On Friday, student Joseph Corlett filed a federal lawsuit against administrators of Oakland University, near Detroit, for suspending him in the fall of 2011 after he authored two journal entries that described the attractiveness of his professor for an Advanced Critical Writing assignment. The lawsuit, filed in the United States District Court for the Eastern District of Michigan, Southern Division, alleges that university officials violated Corlett’s First Amendment rights by finding him guilty of "unlawful individual activities" solely on the basis of the journal entries. Corlett was suspended for three semesters, banned from campus, and required to undergo "counseling" for "sensitivity issues." Corlett was punished despite having verified with his professor that he could write about any topic and having previously received high grades for writing concerning sexual topics.
The Associated Press’ Ed White covered the lawsuit’s filing in a story published over the weekend, and Torch readers will likely remember the remarkable facts behind Corlett’s punishment. Here’s the sequence of events, as detailed in our March 2012 press release on Corlett’s case:
Corlett’s ordeal began in early November 2011 when he submitted his writing journal to his Advanced Critical Writing professor. Her course materials describe this "daybook" as "a place for a writer to try out ideas and record impressions and observations," and state that it should contain "freewriting/brainstorming" and "creative entries." According to Corlett, he verified with his professor that he could write about any topic. In other assignments in the course, he had written on sexual topics and received high grades.
One entry in Corlett’s journal, titled "Hot for Teacher," quotes the 1984 Van Halen song of the same name and tells a story of being worried about being distracted in class by attractive professors. A separate September 23 entry states that his professor is like Ginger from the television series Gilligan’s Island, while another professor is like the character Mary Ann.
On November 29, his professor announced to some of her colleagues, "Either Mr[.] Corlett leaves campus or I do." On December 7, Dean of Students and Assistant Vice President of Student Affairs Glenn McIntosh and Vice President for Student Affairs & Enrollment Management Mary Beth Snyder pressured Corlett to withdraw from his winter semester classes.
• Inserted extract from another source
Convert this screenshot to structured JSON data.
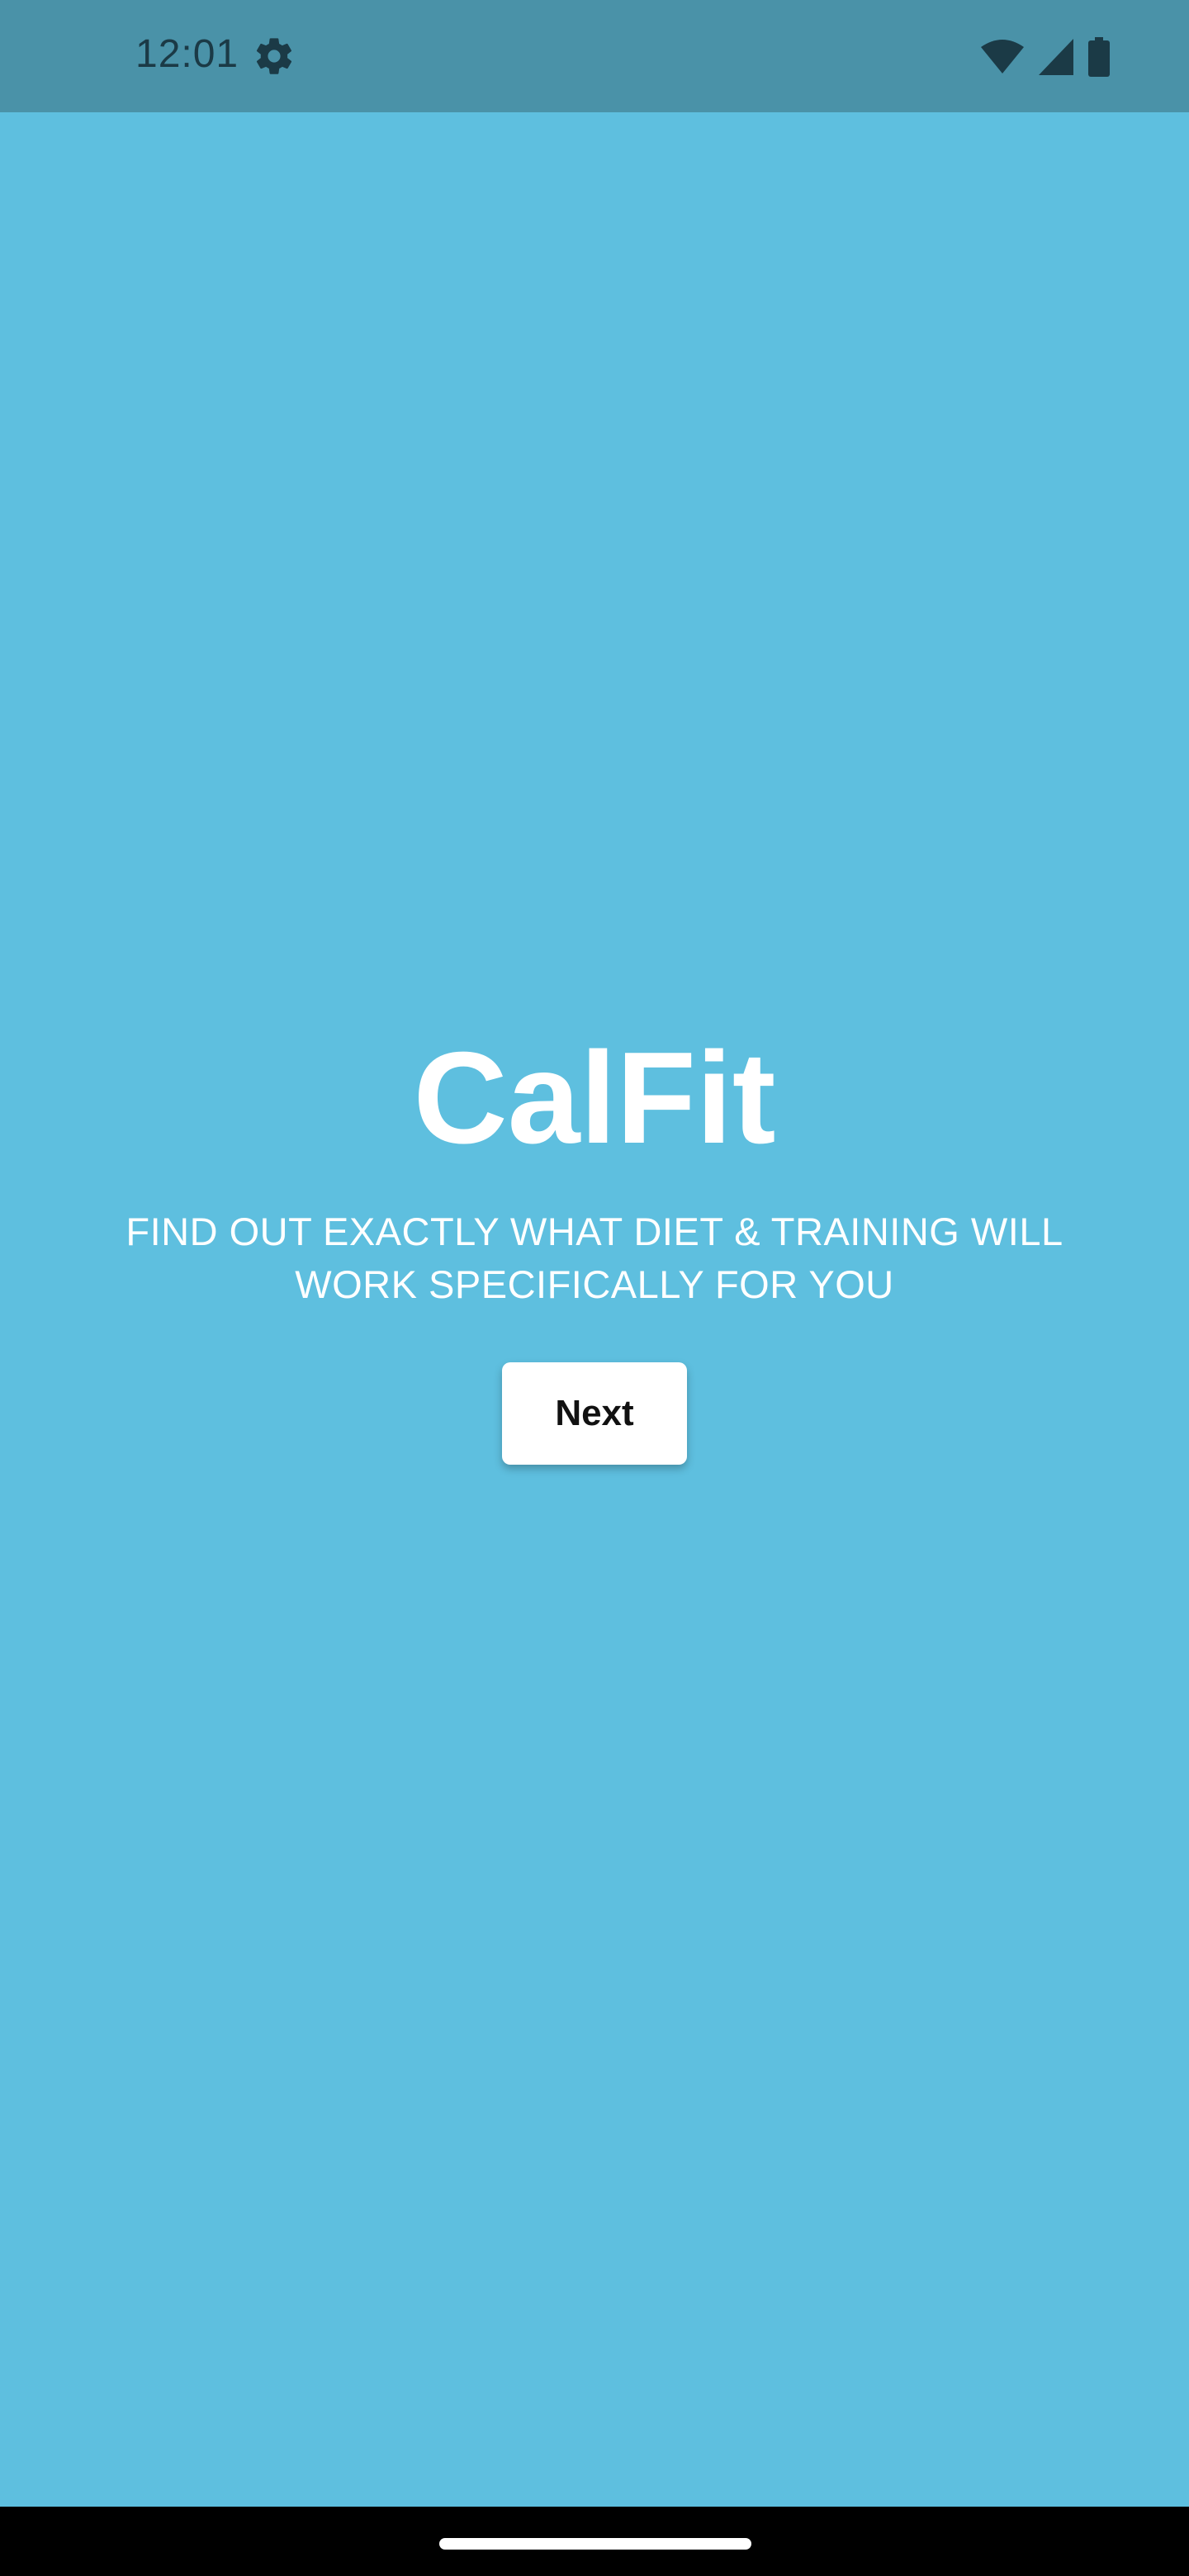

FIRE wrote Oakland University President Gary D. Russi on December 16, explaining that Corlett’s creative writing was fully protected under the First Amendment, which is binding on public universities such as Oakland University. FIRE explained that Corlett’s "germane, class-related expression" was protected speech.
Oakland University Assistant General Counsel Boyd C. Farnam replied on December 23, stating that Corlett would have to face a disciplinary hearing. On January 3, 2012, Corlett was charged with "unlawful individual activities" on the basis of the writing journal alone. Although Farnam had promised that Corlett could present "whatever evidence" he deemed "appropriate and relevant," Corlett was prevented from presenting evidence explaining his free speech rights at his disciplinary hearing on January 19.
Corlett was found guilty and sanctioned with a three-semester suspension, a ban from campus with a threat of arrest for criminal trespass if he came back, probation, and "counseling" for "sensitivity issues" before he can ever take classes again.
Corlett’s complaint asks for $2.2 million in compensatory damages, punitive damages, four credits for the Advanced Critical Writing course, a clean disciplinary record, declaratory judgments that Corlett’s rights to free speech and due process were violated, and preliminary and permanent injunctions barring Oakland from enforcing its "Unlawful Individual Activities" policy.
We’ll keep you posted on the lawsuit’s progress here on The Torch.